The English novelist visited Cuba’s capital in the 1950s, and his black comedy Our Man in Havana was published just a few months before the revolution toppled the repressive Batista regime and brought Fidel Castro to power. But though the island is very different after 60 years of communist rule, the crumbling colonial magnificence of Havana still exudes a powerful charm – and retains plenty of key locations from Greene’s novel. Sip a daiquiri in the Floridita (Ernest Hemingway’s favoured haunt) or prop up the bar at Sloppy Joe’s; stroll the seafront Malecón promenade; peer into the Art Deco Hotel Nacional; catch a kitschy, colourful show at Cabaret Tropicana; or simply amble the streets of the old city, lined with sometimes restored but mostly decaying colonial-era mansions.
India is home to more than 1.3 billion people, and almost as many stories. Ancient legends tell of battles between many-limbed gods and demons, while more modern narratives explore the bazaars of Lahore (Kipling’s Kim), the slums of Calcutta (City of Joy) and Mumbai (Q&A, from which hit movie Slumdog Millionaire was adapted), and the magical realist India of Salman Rushdie. But for a book that simple drips with a sense of place, delve into The God of Small Things. This moving novel is set amid the villages, ricefields and waterways of the southern state of Kerala, a place of sensory wonders – catch a boat through the backwaters and absorb the scents of cardamom and frying vadas, the sounds of laughing children and splashing paddles, and the feel of monsoon raindrops cooling your face.
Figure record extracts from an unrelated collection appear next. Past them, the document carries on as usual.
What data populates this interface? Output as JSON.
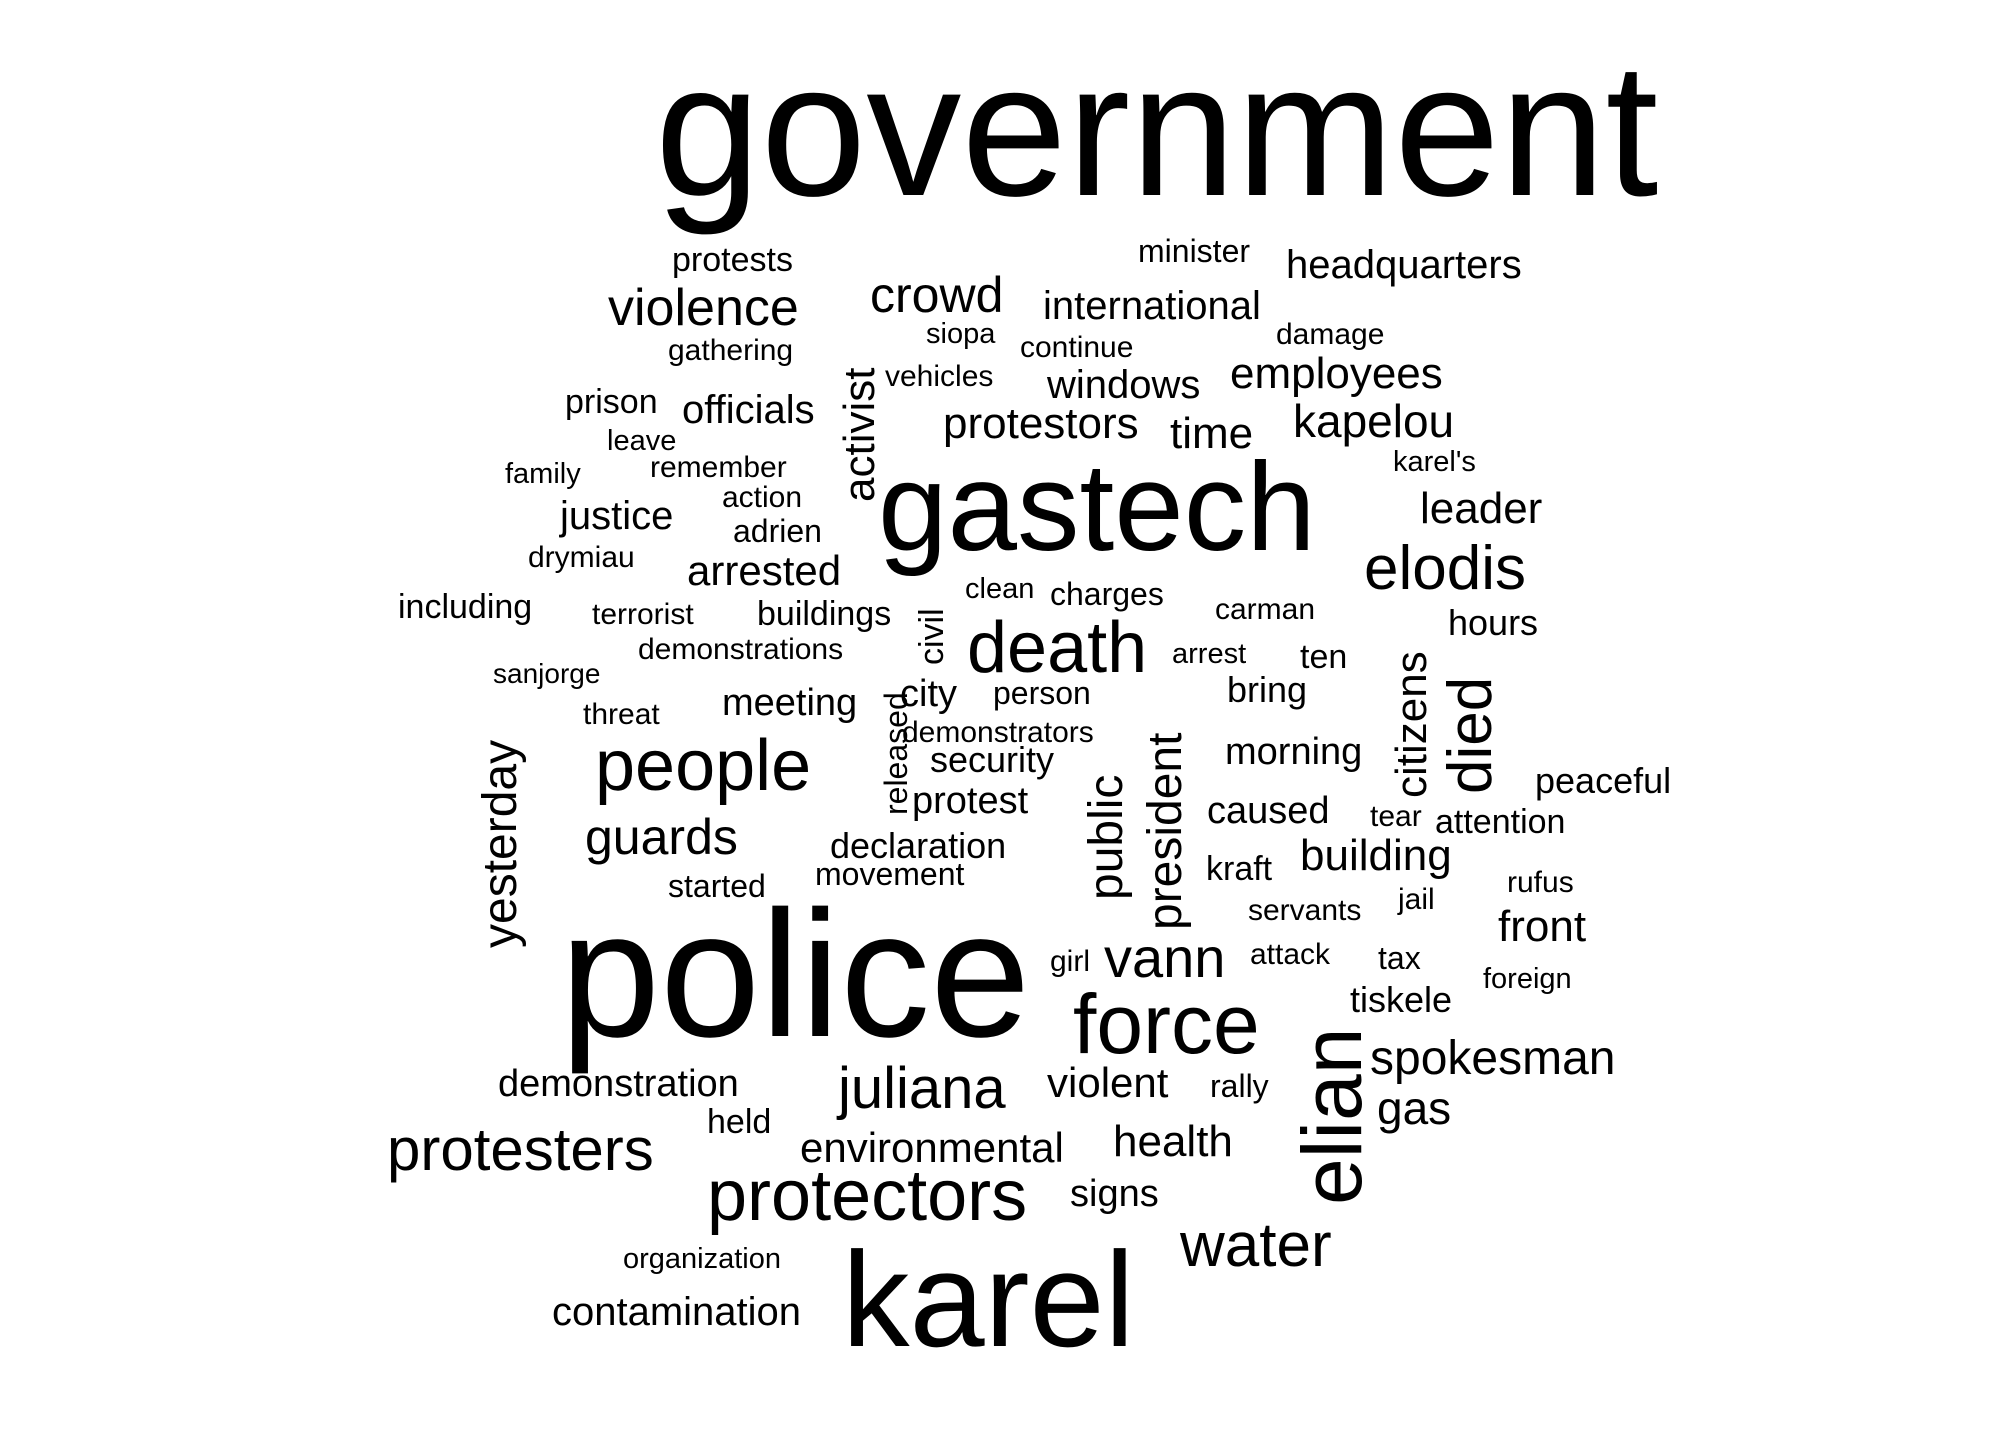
{
  "text_color": "#000000",
  "background_color": "#ffffff",
  "words": [
    {
      "text": "government",
      "weight": 100
    },
    {
      "text": "police",
      "weight": 90
    },
    {
      "text": "gastech",
      "weight": 78
    },
    {
      "text": "karel",
      "weight": 75
    },
    {
      "text": "elian",
      "weight": 58
    },
    {
      "text": "force",
      "weight": 57
    },
    {
      "text": "death",
      "weight": 50
    },
    {
      "text": "protectors",
      "weight": 50
    },
    {
      "text": "people",
      "weight": 50
    },
    {
      "text": "died",
      "weight": 44
    },
    {
      "text": "elodis",
      "weight": 44
    },
    {
      "text": "protesters",
      "weight": 44
    },
    {
      "text": "water",
      "weight": 44
    },
    {
      "text": "juliana",
      "weight": 42
    },
    {
      "text": "president",
      "weight": 40
    },
    {
      "text": "violence",
      "weight": 40
    },
    {
      "text": "yesterday",
      "weight": 36
    },
    {
      "text": "guards",
      "weight": 38
    },
    {
      "text": "crowd",
      "weight": 38
    },
    {
      "text": "public",
      "weight": 36
    },
    {
      "text": "vann",
      "weight": 40
    },
    {
      "text": "activist",
      "weight": 32
    },
    {
      "text": "citizens",
      "weight": 32
    },
    {
      "text": "spokesman",
      "weight": 36
    },
    {
      "text": "kapelou",
      "weight": 33
    },
    {
      "text": "employees",
      "weight": 32
    },
    {
      "text": "protestors",
      "weight": 33
    },
    {
      "text": "arrested",
      "weight": 33
    },
    {
      "text": "building",
      "weight": 33
    },
    {
      "text": "environmental",
      "weight": 32
    },
    {
      "text": "leader",
      "weight": 33
    },
    {
      "text": "health",
      "weight": 33
    },
    {
      "text": "violent",
      "weight": 32
    },
    {
      "text": "time",
      "weight": 32
    },
    {
      "text": "international",
      "weight": 30
    },
    {
      "text": "windows",
      "weight": 30
    },
    {
      "text": "headquarters",
      "weight": 30
    },
    {
      "text": "gas",
      "weight": 32
    },
    {
      "text": "front",
      "weight": 32
    },
    {
      "text": "signs",
      "weight": 28
    },
    {
      "text": "contamination",
      "weight": 28
    },
    {
      "text": "officials",
      "weight": 28
    },
    {
      "text": "justice",
      "weight": 28
    },
    {
      "text": "meeting",
      "weight": 28
    },
    {
      "text": "morning",
      "weight": 28
    },
    {
      "text": "protest",
      "weight": 28
    },
    {
      "text": "caused",
      "weight": 28
    },
    {
      "text": "demonstration",
      "weight": 28
    },
    {
      "text": "peaceful",
      "weight": 26
    },
    {
      "text": "declaration",
      "weight": 26
    },
    {
      "text": "hours",
      "weight": 26
    },
    {
      "text": "bring",
      "weight": 26
    },
    {
      "text": "security",
      "weight": 26
    },
    {
      "text": "tiskele",
      "weight": 26
    },
    {
      "text": "city",
      "weight": 26
    },
    {
      "text": "released",
      "weight": 24
    },
    {
      "text": "civil",
      "weight": 24
    },
    {
      "text": "attention",
      "weight": 24
    },
    {
      "text": "protests",
      "weight": 24
    },
    {
      "text": "including",
      "weight": 24
    },
    {
      "text": "buildings",
      "weight": 24
    },
    {
      "text": "minister",
      "weight": 24
    },
    {
      "text": "prison",
      "weight": 24
    },
    {
      "text": "kraft",
      "weight": 24
    },
    {
      "text": "held",
      "weight": 24
    },
    {
      "text": "rally",
      "weight": 24
    },
    {
      "text": "movement",
      "weight": 24
    },
    {
      "text": "charges",
      "weight": 24
    },
    {
      "text": "started",
      "weight": 24
    },
    {
      "text": "continue",
      "weight": 22
    },
    {
      "text": "person",
      "weight": 24
    },
    {
      "text": "ten",
      "weight": 24
    },
    {
      "text": "carman",
      "weight": 22
    },
    {
      "text": "adrien",
      "weight": 24
    },
    {
      "text": "demonstrators",
      "weight": 22
    },
    {
      "text": "terrorist",
      "weight": 22
    },
    {
      "text": "tear",
      "weight": 22
    },
    {
      "text": "tax",
      "weight": 22
    },
    {
      "text": "servants",
      "weight": 22
    },
    {
      "text": "gathering",
      "weight": 22
    },
    {
      "text": "vehicles",
      "weight": 22
    },
    {
      "text": "demonstrations",
      "weight": 22
    },
    {
      "text": "remember",
      "weight": 22
    },
    {
      "text": "drymiau",
      "weight": 22
    },
    {
      "text": "damage",
      "weight": 22
    },
    {
      "text": "threat",
      "weight": 22
    },
    {
      "text": "attack",
      "weight": 22
    },
    {
      "text": "jail",
      "weight": 22
    },
    {
      "text": "sanjorge",
      "weight": 20
    },
    {
      "text": "action",
      "weight": 22
    },
    {
      "text": "girl",
      "weight": 22
    },
    {
      "text": "rufus",
      "weight": 21
    },
    {
      "text": "organization",
      "weight": 21
    },
    {
      "text": "siopa",
      "weight": 21
    },
    {
      "text": "arrest",
      "weight": 21
    },
    {
      "text": "karel's",
      "weight": 21
    },
    {
      "text": "family",
      "weight": 21
    },
    {
      "text": "leave",
      "weight": 21
    },
    {
      "text": "clean",
      "weight": 21
    },
    {
      "text": "foreign",
      "weight": 21
    }
  ]
}
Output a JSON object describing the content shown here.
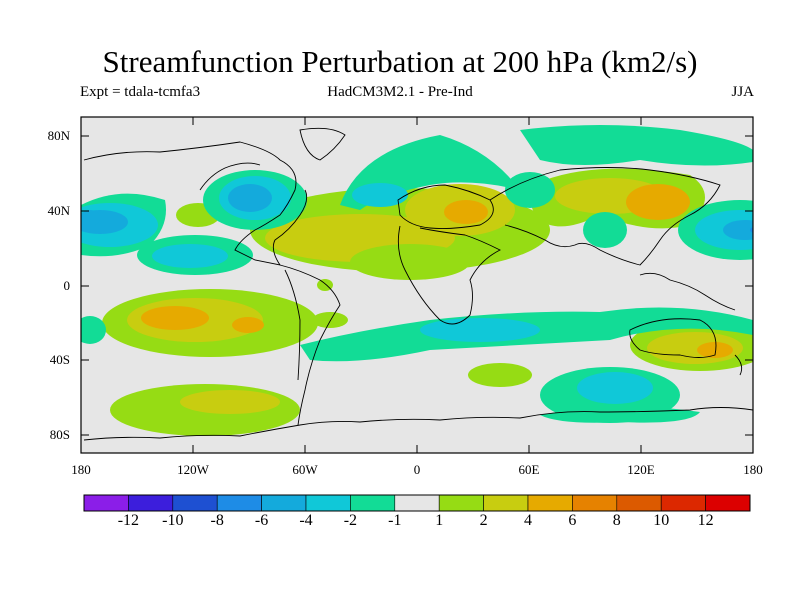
{
  "title": "Streamfunction Perturbation at 200 hPa (km2/s)",
  "subtitle_left": "Expt = tdala-tcmfa3",
  "subtitle_center": "HadCM3M2.1 - Pre-Ind",
  "subtitle_right": "JJA",
  "lat_labels": [
    "80N",
    "40N",
    "0",
    "40S",
    "80S"
  ],
  "lon_labels": [
    "180",
    "120W",
    "60W",
    "0",
    "60E",
    "120E",
    "180"
  ],
  "colorbar": {
    "labels": [
      "-12",
      "-10",
      "-8",
      "-6",
      "-4",
      "-2",
      "-1",
      "1",
      "2",
      "4",
      "6",
      "8",
      "10",
      "12"
    ],
    "colors": [
      "#8b1ee8",
      "#3c1edc",
      "#1e50d2",
      "#1e8ce6",
      "#14aadc",
      "#10c8d8",
      "#12dc96",
      "#e6e6e6",
      "#96dc14",
      "#c8cd10",
      "#e6aa00",
      "#e68200",
      "#dc5a00",
      "#dc2800",
      "#dc0000"
    ]
  },
  "palette": {
    "background": "#e6e6e6",
    "cyan": "#10c8d8",
    "teal_green": "#12dc96",
    "light_blue": "#14aadc",
    "blue": "#1e8ce6",
    "yellow_green": "#96dc14",
    "olive": "#c8cd10",
    "orange": "#e6aa00",
    "dark_orange": "#e68200"
  }
}
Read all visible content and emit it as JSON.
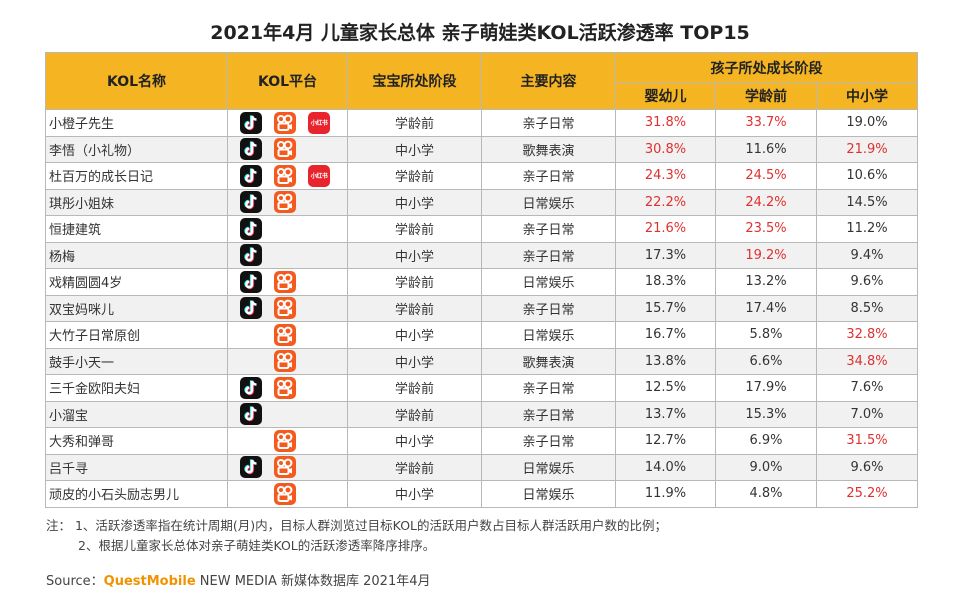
{
  "title": "2021年4月 儿童家长总体 亲子萌娃类KOL活跃渗透率 TOP15",
  "headers": {
    "name": "KOL名称",
    "platform": "KOL平台",
    "stage": "宝宝所处阶段",
    "content": "主要内容",
    "group": "孩子所处成长阶段",
    "sub": [
      "婴幼儿",
      "学龄前",
      "中小学"
    ]
  },
  "platform_icons": {
    "douyin": "douyin-app-icon",
    "kuaishou": "kuaishou-app-icon",
    "xiaohongshu": "xiaohongshu-app-icon",
    "xiaohongshu_text": "小红书"
  },
  "highlight_color": "#e03030",
  "header_color": "#f5b523",
  "rows": [
    {
      "name": "小橙子先生",
      "platforms": [
        "douyin",
        "kuaishou",
        "xiaohongshu"
      ],
      "stage": "学龄前",
      "content": "亲子日常",
      "v": [
        "31.8%",
        "33.7%",
        "19.0%"
      ],
      "hl": [
        true,
        true,
        false
      ]
    },
    {
      "name": "李悟（小礼物）",
      "platforms": [
        "douyin",
        "kuaishou"
      ],
      "stage": "中小学",
      "content": "歌舞表演",
      "v": [
        "30.8%",
        "11.6%",
        "21.9%"
      ],
      "hl": [
        true,
        false,
        true
      ]
    },
    {
      "name": "杜百万的成长日记",
      "platforms": [
        "douyin",
        "kuaishou",
        "xiaohongshu"
      ],
      "stage": "学龄前",
      "content": "亲子日常",
      "v": [
        "24.3%",
        "24.5%",
        "10.6%"
      ],
      "hl": [
        true,
        true,
        false
      ]
    },
    {
      "name": "琪彤小姐妹",
      "platforms": [
        "douyin",
        "kuaishou"
      ],
      "stage": "中小学",
      "content": "日常娱乐",
      "v": [
        "22.2%",
        "24.2%",
        "14.5%"
      ],
      "hl": [
        true,
        true,
        false
      ]
    },
    {
      "name": "恒捷建筑",
      "platforms": [
        "douyin"
      ],
      "stage": "学龄前",
      "content": "亲子日常",
      "v": [
        "21.6%",
        "23.5%",
        "11.2%"
      ],
      "hl": [
        true,
        true,
        false
      ]
    },
    {
      "name": "杨梅",
      "platforms": [
        "douyin"
      ],
      "stage": "中小学",
      "content": "亲子日常",
      "v": [
        "17.3%",
        "19.2%",
        "9.4%"
      ],
      "hl": [
        false,
        true,
        false
      ]
    },
    {
      "name": "戏精圆圆4岁",
      "platforms": [
        "douyin",
        "kuaishou"
      ],
      "stage": "学龄前",
      "content": "日常娱乐",
      "v": [
        "18.3%",
        "13.2%",
        "9.6%"
      ],
      "hl": [
        false,
        false,
        false
      ]
    },
    {
      "name": "双宝妈咪儿",
      "platforms": [
        "douyin",
        "kuaishou"
      ],
      "stage": "学龄前",
      "content": "亲子日常",
      "v": [
        "15.7%",
        "17.4%",
        "8.5%"
      ],
      "hl": [
        false,
        false,
        false
      ]
    },
    {
      "name": "大竹子日常原创",
      "platforms": [
        "kuaishou"
      ],
      "stage": "中小学",
      "content": "日常娱乐",
      "v": [
        "16.7%",
        "5.8%",
        "32.8%"
      ],
      "hl": [
        false,
        false,
        true
      ]
    },
    {
      "name": "鼓手小天一",
      "platforms": [
        "kuaishou"
      ],
      "stage": "中小学",
      "content": "歌舞表演",
      "v": [
        "13.8%",
        "6.6%",
        "34.8%"
      ],
      "hl": [
        false,
        false,
        true
      ]
    },
    {
      "name": "三千金欧阳夫妇",
      "platforms": [
        "douyin",
        "kuaishou"
      ],
      "stage": "学龄前",
      "content": "亲子日常",
      "v": [
        "12.5%",
        "17.9%",
        "7.6%"
      ],
      "hl": [
        false,
        false,
        false
      ]
    },
    {
      "name": "小溜宝",
      "platforms": [
        "douyin"
      ],
      "stage": "学龄前",
      "content": "亲子日常",
      "v": [
        "13.7%",
        "15.3%",
        "7.0%"
      ],
      "hl": [
        false,
        false,
        false
      ]
    },
    {
      "name": "大秀和弹哥",
      "platforms": [
        "kuaishou"
      ],
      "stage": "中小学",
      "content": "亲子日常",
      "v": [
        "12.7%",
        "6.9%",
        "31.5%"
      ],
      "hl": [
        false,
        false,
        true
      ]
    },
    {
      "name": "吕千寻",
      "platforms": [
        "douyin",
        "kuaishou"
      ],
      "stage": "学龄前",
      "content": "日常娱乐",
      "v": [
        "14.0%",
        "9.0%",
        "9.6%"
      ],
      "hl": [
        false,
        false,
        false
      ]
    },
    {
      "name": "顽皮的小石头励志男儿",
      "platforms": [
        "kuaishou"
      ],
      "stage": "中小学",
      "content": "日常娱乐",
      "v": [
        "11.9%",
        "4.8%",
        "25.2%"
      ],
      "hl": [
        false,
        false,
        true
      ]
    }
  ],
  "notes": {
    "line1": "注：  1、活跃渗透率指在统计周期(月)内，目标人群浏览过目标KOL的活跃用户数占目标人群活跃用户数的比例；",
    "line2": "2、根据儿童家长总体对亲子萌娃类KOL的活跃渗透率降序排序。"
  },
  "source": {
    "prefix": "Source：",
    "brand": "QuestMobile",
    "suffix": " NEW MEDIA 新媒体数据库 2021年4月"
  }
}
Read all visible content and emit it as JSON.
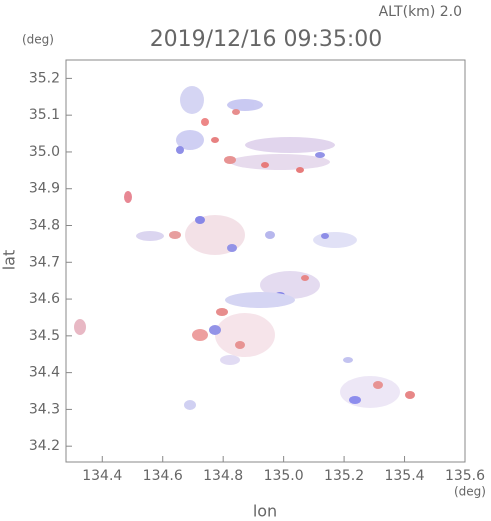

Like Gabriel García Márquez, who created a fictional land based on real places in his home country of Colombia, in The House of the Spirits Isabel Allende – a close relative of former Chilean president Salvador Allende, ousted in the 1973 military coup that brought the repressive Pinochet junta to power – conjures up a country that is Chile but not Chile. Though you won’t find place names from her novel on a map, visit Santiago and roam the surrounding countryside, and you’ll certainly feel the spirit of her world. You’ll hear echoes in the capital’s central Plaza de Armas, with its striking neoclassical cathedral; at La Chascona, former home of poet Pablo Neruda; and simply by strolling the Brasil and Yungay barrios (districts), home to the grand 19th-century mansions of the wealthy.